The article explains the Access to COVID-19 Tools (ACT) Accelerator project “hopes to raise billions of dollars and deliver hundreds of millions of treatment courses” during the COVID-19 treatment years, “including dexamethasone and a number of monoclonal antibodies.”
“Revelations of the Wellcome Trust’s financial conflicts of interest follow new reports that another charity, the Gates Foundation, is also positioned to potentially benefit financially from its leading role in the pandemic response,” Schwab writes.
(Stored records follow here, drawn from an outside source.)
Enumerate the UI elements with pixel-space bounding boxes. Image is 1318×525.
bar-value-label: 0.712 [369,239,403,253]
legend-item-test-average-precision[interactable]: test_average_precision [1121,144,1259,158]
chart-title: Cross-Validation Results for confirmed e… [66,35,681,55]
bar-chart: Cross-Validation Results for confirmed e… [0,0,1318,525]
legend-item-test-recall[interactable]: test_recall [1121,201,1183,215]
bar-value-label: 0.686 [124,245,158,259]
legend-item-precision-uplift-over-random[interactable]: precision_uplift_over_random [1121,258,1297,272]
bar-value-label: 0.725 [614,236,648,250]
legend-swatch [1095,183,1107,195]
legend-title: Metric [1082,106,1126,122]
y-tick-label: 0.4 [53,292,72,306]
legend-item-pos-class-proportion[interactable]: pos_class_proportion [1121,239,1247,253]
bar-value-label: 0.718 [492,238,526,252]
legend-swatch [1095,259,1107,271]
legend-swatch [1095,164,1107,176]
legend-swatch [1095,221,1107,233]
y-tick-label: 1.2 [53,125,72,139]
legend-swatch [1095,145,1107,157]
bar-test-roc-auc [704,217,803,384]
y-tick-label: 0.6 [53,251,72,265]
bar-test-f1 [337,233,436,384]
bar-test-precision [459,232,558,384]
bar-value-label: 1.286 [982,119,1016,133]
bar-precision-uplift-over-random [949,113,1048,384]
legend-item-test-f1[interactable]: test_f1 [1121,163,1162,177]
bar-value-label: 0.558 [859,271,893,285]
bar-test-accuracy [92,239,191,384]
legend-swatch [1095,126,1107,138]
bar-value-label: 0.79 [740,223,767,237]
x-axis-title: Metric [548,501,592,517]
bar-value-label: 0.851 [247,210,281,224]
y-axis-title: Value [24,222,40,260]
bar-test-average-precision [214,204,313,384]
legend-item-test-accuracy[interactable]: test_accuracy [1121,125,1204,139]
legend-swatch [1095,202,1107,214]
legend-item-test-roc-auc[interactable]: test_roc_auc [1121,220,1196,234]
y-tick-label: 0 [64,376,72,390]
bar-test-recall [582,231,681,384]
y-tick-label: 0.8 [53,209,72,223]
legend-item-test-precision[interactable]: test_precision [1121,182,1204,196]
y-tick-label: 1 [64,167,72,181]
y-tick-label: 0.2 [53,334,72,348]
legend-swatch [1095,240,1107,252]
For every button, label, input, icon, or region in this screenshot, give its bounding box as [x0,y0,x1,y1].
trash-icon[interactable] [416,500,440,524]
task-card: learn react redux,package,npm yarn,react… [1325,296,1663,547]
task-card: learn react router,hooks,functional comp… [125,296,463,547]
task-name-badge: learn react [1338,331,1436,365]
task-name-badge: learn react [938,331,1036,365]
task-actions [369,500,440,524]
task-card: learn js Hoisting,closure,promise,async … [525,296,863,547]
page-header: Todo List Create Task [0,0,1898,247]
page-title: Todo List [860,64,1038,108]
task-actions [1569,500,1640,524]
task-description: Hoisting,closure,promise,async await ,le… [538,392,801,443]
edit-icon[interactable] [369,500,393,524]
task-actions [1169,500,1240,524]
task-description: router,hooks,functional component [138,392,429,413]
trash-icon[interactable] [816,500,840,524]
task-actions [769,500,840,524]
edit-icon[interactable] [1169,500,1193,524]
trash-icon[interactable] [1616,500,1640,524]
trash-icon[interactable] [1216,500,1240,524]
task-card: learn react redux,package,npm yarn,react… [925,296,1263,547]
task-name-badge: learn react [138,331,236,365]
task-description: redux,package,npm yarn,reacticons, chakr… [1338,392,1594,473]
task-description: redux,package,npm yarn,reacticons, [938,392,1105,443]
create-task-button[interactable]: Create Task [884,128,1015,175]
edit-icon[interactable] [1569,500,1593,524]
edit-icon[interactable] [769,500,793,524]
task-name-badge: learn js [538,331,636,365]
Though efforts from The Wellcome Trust and Bill and Melinda Gates Foundation focused on bringing monoclonal antibodies and vaccines to low- and middle-income nations that had not historically used monoclonal antibodies, many countries were interested in other therapies.
During the pandemic, reports of complementary and alternative medicine (CAM) took a back seat to pharmaceutical products and vaccines, despite the fact many countries were using them to prevent and cure COVID-19.
A survey from the same paper found 22 percent of Saudi Arabians used CAM such as chamomile and garlic to prevent COVID-19. Eighty-percent of the African populations and communities in South America, Europe, and North America used CAM according to the WHO.
The usage of monoclonal antibodies across the globe may take a few new twists and turns, and the questions people may have on whether the treatment is on the good or bad side may need further investigation.